Aaron Horkey- wow. Thank you. Really like that. Is that Art nouveau? Very nice. Will see if I can buy a print.
There’s a big scene in the US for reimagined film posters. Horkey is the movement’s poster boy (excuse the pun). He has a very distinctive, meticulously graphic style with a lot of recurring elements – I think he’s a little troubled!
Expresso Beans is the best place to find out about his work and stuff by artists working in that field such as Laurent Durieux and Ken Taylor.
Horkey’s prints are often released at fairly sensible prices (if you can get them) but go for silly money on the second hand market. Well worth tracking down though, especially if, like me, you’re a fan of graphic arts and silk screen printing.
RS – is it the same one that was on at the Lowry recently? If thats the one, it made me feel very old. Nothing like seeing your youth on the walls of a gallery, with the word ‘retrospective’ attached, to make you feel like a proper old giffer. If you look at that Sankeys poster, its 20 years old!!!! 😯 Pass the Werthers Originals will you old chap
I also once spent an afternoon in the art museum in Amsterdam totally fascinated by the miniatures on display – I couldn’t link to any because you simply have so see them to appreciate them.
MC Escher’s stuff – trying to follow the visual logic sends you round in circles and you end up just staring at it
also, this.
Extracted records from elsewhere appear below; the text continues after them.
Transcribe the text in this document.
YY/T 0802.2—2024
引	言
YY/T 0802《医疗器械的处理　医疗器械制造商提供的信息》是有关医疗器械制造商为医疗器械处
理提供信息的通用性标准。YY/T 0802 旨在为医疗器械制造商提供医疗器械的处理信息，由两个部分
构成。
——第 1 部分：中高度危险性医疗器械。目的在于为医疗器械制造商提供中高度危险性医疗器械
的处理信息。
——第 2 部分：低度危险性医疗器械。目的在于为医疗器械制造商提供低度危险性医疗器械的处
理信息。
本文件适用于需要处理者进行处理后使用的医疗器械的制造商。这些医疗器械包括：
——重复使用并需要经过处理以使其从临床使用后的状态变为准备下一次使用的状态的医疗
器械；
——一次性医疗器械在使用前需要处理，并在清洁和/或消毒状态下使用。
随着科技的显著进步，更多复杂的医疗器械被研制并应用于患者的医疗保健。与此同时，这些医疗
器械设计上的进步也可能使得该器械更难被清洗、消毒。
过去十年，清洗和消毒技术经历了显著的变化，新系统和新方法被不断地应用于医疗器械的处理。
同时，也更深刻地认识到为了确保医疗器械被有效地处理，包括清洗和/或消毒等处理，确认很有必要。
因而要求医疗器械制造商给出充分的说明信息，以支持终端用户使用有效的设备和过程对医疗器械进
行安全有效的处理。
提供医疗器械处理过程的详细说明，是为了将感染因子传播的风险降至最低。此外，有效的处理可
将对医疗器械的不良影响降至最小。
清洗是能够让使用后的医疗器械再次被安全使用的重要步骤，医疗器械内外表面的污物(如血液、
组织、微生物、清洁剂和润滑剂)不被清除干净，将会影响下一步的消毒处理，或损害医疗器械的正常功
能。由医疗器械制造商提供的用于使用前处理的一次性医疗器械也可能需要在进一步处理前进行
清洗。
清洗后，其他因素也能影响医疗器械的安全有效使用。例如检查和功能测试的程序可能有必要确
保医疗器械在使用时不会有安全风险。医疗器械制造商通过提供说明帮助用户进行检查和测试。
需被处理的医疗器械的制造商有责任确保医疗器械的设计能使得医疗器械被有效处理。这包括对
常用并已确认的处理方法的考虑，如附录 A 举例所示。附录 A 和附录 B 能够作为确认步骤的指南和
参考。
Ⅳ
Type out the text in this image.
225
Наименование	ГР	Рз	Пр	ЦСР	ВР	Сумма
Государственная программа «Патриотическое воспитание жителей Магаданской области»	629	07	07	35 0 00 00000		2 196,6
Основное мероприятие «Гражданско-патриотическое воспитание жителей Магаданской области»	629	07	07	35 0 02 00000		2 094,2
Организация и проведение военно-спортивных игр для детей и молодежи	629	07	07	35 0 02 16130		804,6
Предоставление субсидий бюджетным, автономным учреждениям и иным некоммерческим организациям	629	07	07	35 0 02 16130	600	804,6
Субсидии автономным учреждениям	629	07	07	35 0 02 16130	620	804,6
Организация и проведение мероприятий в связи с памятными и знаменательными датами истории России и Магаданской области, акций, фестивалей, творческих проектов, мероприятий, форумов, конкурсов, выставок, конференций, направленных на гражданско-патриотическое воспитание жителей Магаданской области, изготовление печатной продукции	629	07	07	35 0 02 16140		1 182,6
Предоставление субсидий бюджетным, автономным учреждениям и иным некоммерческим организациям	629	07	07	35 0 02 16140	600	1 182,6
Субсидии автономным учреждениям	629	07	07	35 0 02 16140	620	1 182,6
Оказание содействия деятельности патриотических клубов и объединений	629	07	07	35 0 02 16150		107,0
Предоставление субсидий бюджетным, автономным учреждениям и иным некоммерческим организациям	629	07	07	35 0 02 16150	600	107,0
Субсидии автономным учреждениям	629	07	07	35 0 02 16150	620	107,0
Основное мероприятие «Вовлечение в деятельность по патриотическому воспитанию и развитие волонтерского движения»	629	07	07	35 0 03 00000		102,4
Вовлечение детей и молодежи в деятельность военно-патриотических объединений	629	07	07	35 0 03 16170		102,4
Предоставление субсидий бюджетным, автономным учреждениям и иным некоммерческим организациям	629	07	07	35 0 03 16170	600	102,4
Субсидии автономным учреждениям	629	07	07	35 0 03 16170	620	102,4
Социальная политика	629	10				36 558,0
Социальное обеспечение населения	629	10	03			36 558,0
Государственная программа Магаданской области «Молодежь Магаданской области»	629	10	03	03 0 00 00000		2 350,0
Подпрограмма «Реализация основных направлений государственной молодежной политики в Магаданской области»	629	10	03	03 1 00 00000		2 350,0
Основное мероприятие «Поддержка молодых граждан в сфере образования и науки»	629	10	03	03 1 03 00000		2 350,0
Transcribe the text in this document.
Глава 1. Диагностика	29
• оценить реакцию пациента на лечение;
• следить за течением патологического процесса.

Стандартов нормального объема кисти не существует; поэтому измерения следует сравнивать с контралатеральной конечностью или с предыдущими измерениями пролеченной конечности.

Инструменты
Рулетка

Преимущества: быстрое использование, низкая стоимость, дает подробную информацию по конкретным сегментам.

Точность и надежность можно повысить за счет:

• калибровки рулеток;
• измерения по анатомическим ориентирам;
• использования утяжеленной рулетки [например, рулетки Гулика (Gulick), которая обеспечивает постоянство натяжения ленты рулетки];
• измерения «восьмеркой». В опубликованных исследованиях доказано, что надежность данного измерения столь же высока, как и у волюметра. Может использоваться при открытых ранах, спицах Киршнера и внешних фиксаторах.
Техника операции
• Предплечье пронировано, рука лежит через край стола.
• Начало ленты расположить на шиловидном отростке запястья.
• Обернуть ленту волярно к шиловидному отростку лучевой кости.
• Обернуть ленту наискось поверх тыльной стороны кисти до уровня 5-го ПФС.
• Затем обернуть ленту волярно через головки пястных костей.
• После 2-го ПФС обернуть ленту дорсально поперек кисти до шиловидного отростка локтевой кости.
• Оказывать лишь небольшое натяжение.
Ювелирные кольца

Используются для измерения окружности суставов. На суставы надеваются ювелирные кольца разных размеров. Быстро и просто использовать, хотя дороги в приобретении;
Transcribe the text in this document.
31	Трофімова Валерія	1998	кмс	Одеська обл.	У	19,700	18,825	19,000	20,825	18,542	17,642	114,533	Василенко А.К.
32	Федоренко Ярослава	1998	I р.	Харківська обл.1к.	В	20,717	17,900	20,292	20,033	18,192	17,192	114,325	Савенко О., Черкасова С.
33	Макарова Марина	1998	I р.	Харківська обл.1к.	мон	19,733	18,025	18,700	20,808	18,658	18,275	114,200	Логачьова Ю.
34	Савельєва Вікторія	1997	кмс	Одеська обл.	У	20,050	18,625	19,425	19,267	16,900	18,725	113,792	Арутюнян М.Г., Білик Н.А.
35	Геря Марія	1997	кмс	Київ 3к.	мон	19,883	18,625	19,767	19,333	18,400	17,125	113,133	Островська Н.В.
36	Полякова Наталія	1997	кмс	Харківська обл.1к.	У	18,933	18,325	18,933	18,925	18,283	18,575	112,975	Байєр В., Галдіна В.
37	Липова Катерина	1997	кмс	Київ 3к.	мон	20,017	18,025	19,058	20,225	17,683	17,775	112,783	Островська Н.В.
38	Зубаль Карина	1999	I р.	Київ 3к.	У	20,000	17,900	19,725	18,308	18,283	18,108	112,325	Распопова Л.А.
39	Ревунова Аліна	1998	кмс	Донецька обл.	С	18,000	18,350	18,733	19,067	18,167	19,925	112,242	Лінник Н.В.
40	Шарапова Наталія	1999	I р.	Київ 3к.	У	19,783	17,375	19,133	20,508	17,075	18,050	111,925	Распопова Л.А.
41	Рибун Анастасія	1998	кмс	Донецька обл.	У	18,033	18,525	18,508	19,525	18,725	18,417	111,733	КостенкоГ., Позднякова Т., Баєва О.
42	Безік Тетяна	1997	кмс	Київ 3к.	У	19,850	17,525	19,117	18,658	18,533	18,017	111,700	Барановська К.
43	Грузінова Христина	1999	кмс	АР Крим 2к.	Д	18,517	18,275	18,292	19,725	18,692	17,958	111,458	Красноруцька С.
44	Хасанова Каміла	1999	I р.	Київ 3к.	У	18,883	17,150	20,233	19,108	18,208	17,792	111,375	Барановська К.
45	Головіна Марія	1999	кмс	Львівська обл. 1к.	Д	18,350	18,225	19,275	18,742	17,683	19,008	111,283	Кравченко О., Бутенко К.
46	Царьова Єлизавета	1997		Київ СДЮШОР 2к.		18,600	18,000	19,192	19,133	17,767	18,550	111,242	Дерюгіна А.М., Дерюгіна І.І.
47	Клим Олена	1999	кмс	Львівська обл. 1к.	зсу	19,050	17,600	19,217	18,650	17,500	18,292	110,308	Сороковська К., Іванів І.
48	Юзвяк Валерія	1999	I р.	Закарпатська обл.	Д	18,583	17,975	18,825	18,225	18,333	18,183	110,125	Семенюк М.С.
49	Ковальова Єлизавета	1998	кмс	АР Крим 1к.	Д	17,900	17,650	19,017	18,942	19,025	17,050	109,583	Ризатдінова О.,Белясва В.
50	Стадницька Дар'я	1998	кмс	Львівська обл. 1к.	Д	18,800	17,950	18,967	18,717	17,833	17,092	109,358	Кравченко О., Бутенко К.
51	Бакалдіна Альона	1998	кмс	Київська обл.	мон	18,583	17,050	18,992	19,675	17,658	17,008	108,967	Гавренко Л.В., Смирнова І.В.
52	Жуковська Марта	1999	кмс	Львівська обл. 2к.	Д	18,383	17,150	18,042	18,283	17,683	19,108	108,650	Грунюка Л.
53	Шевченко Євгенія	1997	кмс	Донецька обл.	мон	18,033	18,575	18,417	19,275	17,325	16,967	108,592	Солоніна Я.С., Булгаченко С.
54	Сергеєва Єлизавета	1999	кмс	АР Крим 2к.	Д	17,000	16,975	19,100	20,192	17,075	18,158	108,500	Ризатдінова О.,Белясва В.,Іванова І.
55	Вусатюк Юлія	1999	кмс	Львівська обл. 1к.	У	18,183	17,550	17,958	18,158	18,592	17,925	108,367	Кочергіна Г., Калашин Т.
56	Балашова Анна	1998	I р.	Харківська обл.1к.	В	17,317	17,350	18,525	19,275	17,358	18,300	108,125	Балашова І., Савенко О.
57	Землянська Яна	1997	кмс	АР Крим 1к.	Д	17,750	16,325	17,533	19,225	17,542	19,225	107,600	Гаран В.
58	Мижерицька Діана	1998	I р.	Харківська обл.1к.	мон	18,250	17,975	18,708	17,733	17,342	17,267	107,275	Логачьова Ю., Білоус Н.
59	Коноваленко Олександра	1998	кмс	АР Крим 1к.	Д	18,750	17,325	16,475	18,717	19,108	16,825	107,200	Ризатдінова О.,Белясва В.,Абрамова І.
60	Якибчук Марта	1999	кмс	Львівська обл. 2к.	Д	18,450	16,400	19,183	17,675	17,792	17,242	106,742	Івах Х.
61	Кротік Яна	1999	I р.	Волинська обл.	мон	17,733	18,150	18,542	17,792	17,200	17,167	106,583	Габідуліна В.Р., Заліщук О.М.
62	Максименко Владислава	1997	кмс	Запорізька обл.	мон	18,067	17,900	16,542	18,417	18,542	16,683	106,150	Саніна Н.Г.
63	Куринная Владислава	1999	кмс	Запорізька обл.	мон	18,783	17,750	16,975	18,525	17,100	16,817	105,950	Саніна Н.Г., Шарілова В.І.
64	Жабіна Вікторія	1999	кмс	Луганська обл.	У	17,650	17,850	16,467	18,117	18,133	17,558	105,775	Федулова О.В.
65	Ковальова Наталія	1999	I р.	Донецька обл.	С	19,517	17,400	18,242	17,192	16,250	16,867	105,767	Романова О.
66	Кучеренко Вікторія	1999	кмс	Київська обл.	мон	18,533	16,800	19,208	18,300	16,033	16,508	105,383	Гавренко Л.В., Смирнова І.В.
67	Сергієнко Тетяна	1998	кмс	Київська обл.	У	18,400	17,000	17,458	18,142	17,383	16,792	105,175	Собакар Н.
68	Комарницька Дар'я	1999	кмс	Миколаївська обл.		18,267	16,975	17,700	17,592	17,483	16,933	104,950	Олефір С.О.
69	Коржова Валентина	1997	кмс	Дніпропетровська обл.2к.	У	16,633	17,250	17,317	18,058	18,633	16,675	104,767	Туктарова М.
There was a video version of it in the Tate Modern – spurious but utterly compelling links which ‘show’ that Morrissey predicted the death of Diana.
On the one hand it’s utterly mad and shows how strange conspiracy theorists are, on the other, the sheer amount of detailed research they delivered to put it together deserves respect…
August 31, 1978:
19 year-old Steven Morrissey first meets guitarist Johnny Marr,
the one who will launch Morrissey’s career several years later
by aggressively enlisting him to co-found a band: The Smiths.
August 31, 1997:
19 years to-the-day since Morrissey met guitarist Johnny Marr,
Princess Diana is killed under circumstances foreshadowed
in Morrissey’s work, beginning with an album by The Smiths.
Saw this in Venice last month, many times as we stayed nearby, and loved it. Looked incredibly different depending on the time of day, at night it was lit up which unfortunately isn’t pictured on the link.
RM.
Nice to see other Rothko fans on here, I particularly like the two that have been posted up, rather more than the Red And Black ones in Tate Modern.
I was able to get to the big Hockney exhibition at the RA, absolutely amazing, and his continual investigation and use of technology to create new works is inspiring; paintings done on an iPad printed off around 9′ tall!
I also saw an exhibition of this gentleman’s work a while back, and I loved this one, there’s such a wistful air about it:
I’ve been trying to find a pic of his best known work, Nighthawks At The Diner but all the ones I can find have been messed with.
This bloke knows his way around a block of wood, you have to see an original to grasp just how fine the detail is:
I dunno why but Igor Mitoraj’s work really appeals to me.
This piece was at the Yorkshire Sculpture Park for years but it seems to have been moved recently.
I saw an exhibition in a Plaza Maria Pita in A Coruña a few years ago on holiday and it was stunning. To be able to walk in and around the pieces day and night was fab.
The image below reminds me of a lot of the big hitters on here
Love most Pre-Raphaelite art… So much great art still to see – and to discover, it would seem!
There’s a CR Nevinson or two in the Southampton art gallery which are worth a look if you like Vorticists and are down that way – also a great John Martyn: Sadak In Search Of The Waters Of Oblivion.
Sandham Memorial Chapel near Newbury is also very thought-provoking.